Holmes et Watson accompagnent la jeune femme, qui découvre que ces perles sont liées à la disparition de son père, officier dans l’armée des Indes, dix ans plus tôt. L’affaire prend un tournant dramatique quand un homme est retrouvé assassiné après avoir révélé l’existence d’un fabuleux trésor indien. Le duo de Baker Street se lance alors dans une enquête qui les mène des quartiers huppés aux bas-fonds de Londres, jusqu’à une haletante course-poursuite sur la Tamise.
Autour du livre
La genèse du « Signe des Quatre » trouve son origine lors d’un dîner littéraire organisé à Londres en août 1889. Joseph Stoddart, directeur du Lippincott’s Monthly Magazine, cherche alors à publier des auteurs britanniques dans sa revue américaine. Sur les conseils de John Payn, il convie Arthur Conan Doyle, qui vient de connaître un succès remarquable avec son roman historique « Micah Clarke ». Oscar Wilde et le parlementaire irlandais Thomas Patrick Gill participent également à ce dîner qui s’achève sur la promesse de Conan Doyle de livrer un nouveau roman.
Les conditions de rédaction du « Signe des Quatre » se révèlent particulièrement contraintes : l’auteur interrompt l’écriture de « La Compagnie Blanche » pour honorer son engagement envers Stoddart. James McCearney souligne dans sa biographie que ce roman représente pour Conan Doyle « une corvée alimentaire qui l’empêche de se consacrer à ses études historiques ». La précipitation qui caractérise la rédaction – à peine un mois – entraîne plusieurs incohérences notables dans le récit. Ainsi, la blessure du docteur Watson, située à l’épaule dans « Étude en rouge », se déplace mystérieusement à la jambe. Le roman présente également des incohérences temporelles : un message daté de juillet parvient « de toute urgence » à Holmes en septembre.
L’œuvre marque toutefois une évolution significative dans la carrière de Conan Doyle. Contrairement à « Étude en rouge », le romancier conserve cette fois ses droits sur le texte et reçoit £100 pour l’édition américaine. Le roman paraît d’abord dans le Lippincott’s Monthly Magazine en février 1890, avant d’être publié en volume en octobre de la même année aux États-Unis.
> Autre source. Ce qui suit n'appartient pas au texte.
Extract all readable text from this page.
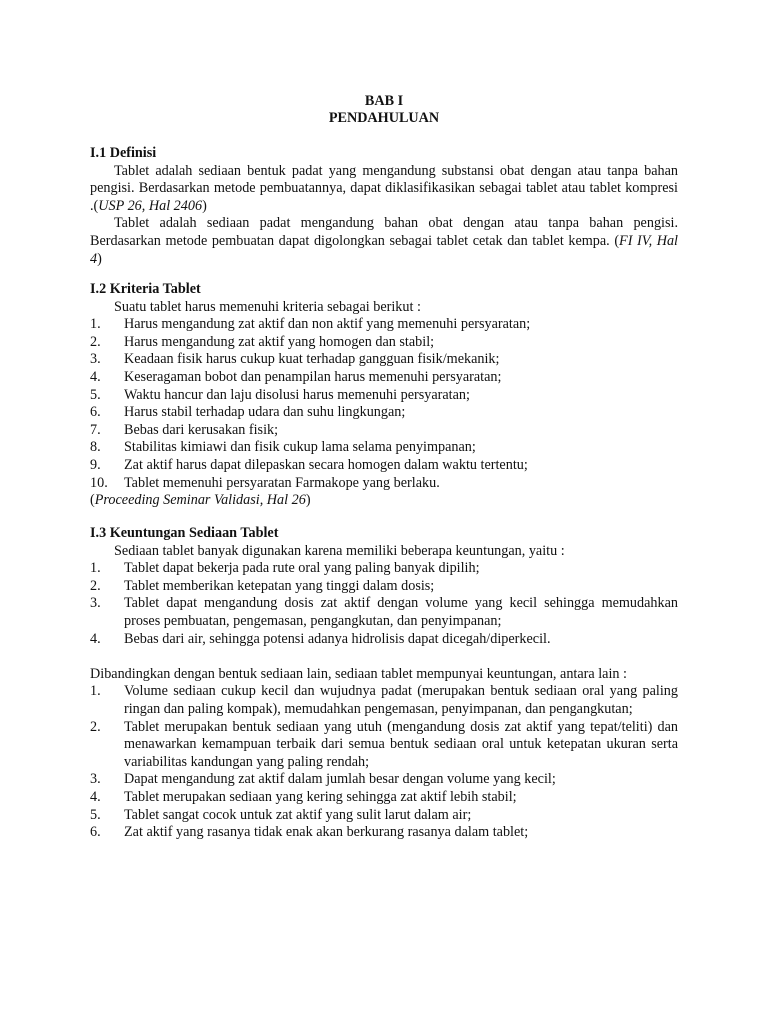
BAB I
PENDAHULUAN
I.1 Definisi
Tablet adalah sediaan bentuk padat yang mengandung substansi obat dengan atau tanpa bahan pengisi. Berdasarkan metode pembuatannya, dapat diklasifikasikan sebagai tablet atau tablet kompresi .(USP 26, Hal 2406)
Tablet adalah sediaan padat mengandung bahan obat dengan atau tanpa bahan pengisi. Berdasarkan metode pembuatan dapat digolongkan sebagai tablet cetak dan tablet kempa. (FI IV, Hal 4)
I.2 Kriteria Tablet
Suatu tablet harus memenuhi kriteria sebagai berikut :
1. Harus mengandung zat aktif dan non aktif yang memenuhi persyaratan;
2. Harus mengandung zat aktif yang homogen dan stabil;
3. Keadaan fisik harus cukup kuat terhadap gangguan fisik/mekanik;
4. Keseragaman bobot dan penampilan harus memenuhi persyaratan;
5. Waktu hancur dan laju disolusi harus memenuhi persyaratan;
6. Harus stabil terhadap udara dan suhu lingkungan;
7. Bebas dari kerusakan fisik;
8. Stabilitas kimiawi dan fisik cukup lama selama penyimpanan;
9. Zat aktif harus dapat dilepaskan secara homogen dalam waktu tertentu;
10. Tablet memenuhi persyaratan Farmakope yang berlaku.
(Proceeding Seminar Validasi, Hal 26)
I.3 Keuntungan Sediaan Tablet
Sediaan tablet banyak digunakan karena memiliki beberapa keuntungan, yaitu :
1. Tablet dapat bekerja pada rute oral yang paling banyak dipilih;
2. Tablet memberikan ketepatan yang tinggi dalam dosis;
3. Tablet dapat mengandung dosis zat aktif dengan volume yang kecil sehingga memudahkan proses pembuatan, pengemasan, pengangkutan, dan penyimpanan;
4. Bebas dari air, sehingga potensi adanya hidrolisis dapat dicegah/diperkecil.
Dibandingkan dengan bentuk sediaan lain, sediaan tablet mempunyai keuntungan, antara lain :
1. Volume sediaan cukup kecil dan wujudnya padat (merupakan bentuk sediaan oral yang paling ringan dan paling kompak), memudahkan pengemasan, penyimpanan, dan pengangkutan;
2. Tablet merupakan bentuk sediaan yang utuh (mengandung dosis zat aktif yang tepat/teliti) dan menawarkan kemampuan terbaik dari semua bentuk sediaan oral untuk ketepatan ukuran serta variabilitas kandungan yang paling rendah;
3. Dapat mengandung zat aktif dalam jumlah besar dengan volume yang kecil;
4. Tablet merupakan sediaan yang kering sehingga zat aktif lebih stabil;
5. Tablet sangat cocok untuk zat aktif yang sulit larut dalam air;
6. Zat aktif yang rasanya tidak enak akan berkurang rasanya dalam tablet;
Une scène demeure particulièrement emblématique dans l’histoire des aventures holmésiennes : celle où le détective déduit avec une précision remarquable l’histoire du propriétaire d’une montre à partir de simples observations. Francis Lacassin, dans son analyse parue dans Mystère magazine en 1971, note cependant que ce raisonnement, bien que saisissant, n’est pas infaillible. Les marques de prêteur sur gage pourraient provenir de propriétaires différents, et le tremblement des mains pourrait s’expliquer par diverses pathologies sans lien avec l’alcool.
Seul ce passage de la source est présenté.